A game is an internally consistent closed system with a complete set of laws. By complete set of laws, I mean that every action during the game is legally legible - we can tell whether it is legal or illegal and whether there is a well-defined, enforceable mechanism for deciding how and when to rule on every illegal action. Further, and this is the absolutely essential part, all participants agree to all these rules before the game starts. This minimal set of conditions is met by every game.
The life which we all share on this earth, is not a game. It is not constituted by a complete set of laws. The minimal set of conditions which are required to create a game are not met in life. Further, life goes on if the laws change or break down or are enforced more or less strictly. Life is not constituted by laws, it only seeks to govern by them. This, in fact, is why games have been such an enduring human invention. This is also why, when it comes to life more generally, things like common sense, ethics, morality and restraint become significant. They govern the silences, contradictions and incompleteness in the law, to the extent that laws exist.

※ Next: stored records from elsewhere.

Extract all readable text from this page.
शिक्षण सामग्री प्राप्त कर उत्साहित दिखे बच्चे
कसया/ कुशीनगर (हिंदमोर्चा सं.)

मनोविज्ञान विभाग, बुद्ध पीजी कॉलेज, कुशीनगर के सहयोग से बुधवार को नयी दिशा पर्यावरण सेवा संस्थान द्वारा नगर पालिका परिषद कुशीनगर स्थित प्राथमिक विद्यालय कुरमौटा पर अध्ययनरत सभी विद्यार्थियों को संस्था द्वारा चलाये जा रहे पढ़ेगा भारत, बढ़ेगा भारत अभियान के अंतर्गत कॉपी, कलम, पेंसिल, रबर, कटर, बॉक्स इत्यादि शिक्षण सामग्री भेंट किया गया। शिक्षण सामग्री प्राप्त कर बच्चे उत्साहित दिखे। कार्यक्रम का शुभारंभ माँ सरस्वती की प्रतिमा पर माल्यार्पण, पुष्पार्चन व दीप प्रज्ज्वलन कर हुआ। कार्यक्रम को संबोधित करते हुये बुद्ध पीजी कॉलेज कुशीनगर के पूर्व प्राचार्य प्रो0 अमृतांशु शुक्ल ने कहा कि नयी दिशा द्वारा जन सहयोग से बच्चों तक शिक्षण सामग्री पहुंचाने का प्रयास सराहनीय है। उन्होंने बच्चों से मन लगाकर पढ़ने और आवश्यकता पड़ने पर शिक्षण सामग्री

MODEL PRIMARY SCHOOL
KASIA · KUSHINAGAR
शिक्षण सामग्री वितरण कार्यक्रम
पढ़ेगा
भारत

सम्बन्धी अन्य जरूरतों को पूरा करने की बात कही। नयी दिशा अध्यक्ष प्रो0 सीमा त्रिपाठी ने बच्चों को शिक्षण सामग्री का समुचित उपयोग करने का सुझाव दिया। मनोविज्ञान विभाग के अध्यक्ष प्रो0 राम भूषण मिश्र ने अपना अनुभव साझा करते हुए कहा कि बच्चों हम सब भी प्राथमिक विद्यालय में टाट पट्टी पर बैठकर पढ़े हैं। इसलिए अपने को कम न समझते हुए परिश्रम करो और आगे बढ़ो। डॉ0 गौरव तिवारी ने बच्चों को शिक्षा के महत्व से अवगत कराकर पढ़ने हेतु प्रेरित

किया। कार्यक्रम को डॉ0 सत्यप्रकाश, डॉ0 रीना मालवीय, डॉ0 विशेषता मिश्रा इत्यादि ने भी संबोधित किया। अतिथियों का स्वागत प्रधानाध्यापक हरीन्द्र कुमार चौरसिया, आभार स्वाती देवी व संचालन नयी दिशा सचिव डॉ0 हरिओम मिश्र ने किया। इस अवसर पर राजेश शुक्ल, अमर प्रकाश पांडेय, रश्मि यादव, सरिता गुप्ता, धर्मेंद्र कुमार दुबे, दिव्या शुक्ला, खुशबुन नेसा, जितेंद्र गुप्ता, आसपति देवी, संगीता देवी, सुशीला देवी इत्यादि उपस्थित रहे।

Applying that standard to a game leads to untenable positions like saying that ignoring the laws of the game is proper, while following them is improper. There may be circumstances in life in which this is true. But there are no circumstances in a game in which this is true. When a team chooses not to enforce a law in a game, it does so either because asking for the law to enforced does not improve their position in the match in their opinion, or because they’ve missed an opportunity.
Umpires in cricket should not have any general (i.e. not specifically limited) discretion to decide whether or not a law should be enforced because this absence of discretion restrains them, protects them, and protects the game.
As for our unreasonable feelings and impulses (we all have them, I do too), perhaps cricket is not the place to indulge them. Perhaps cricket (and sport is general) is a friendly, gentle place in which to become aware of them.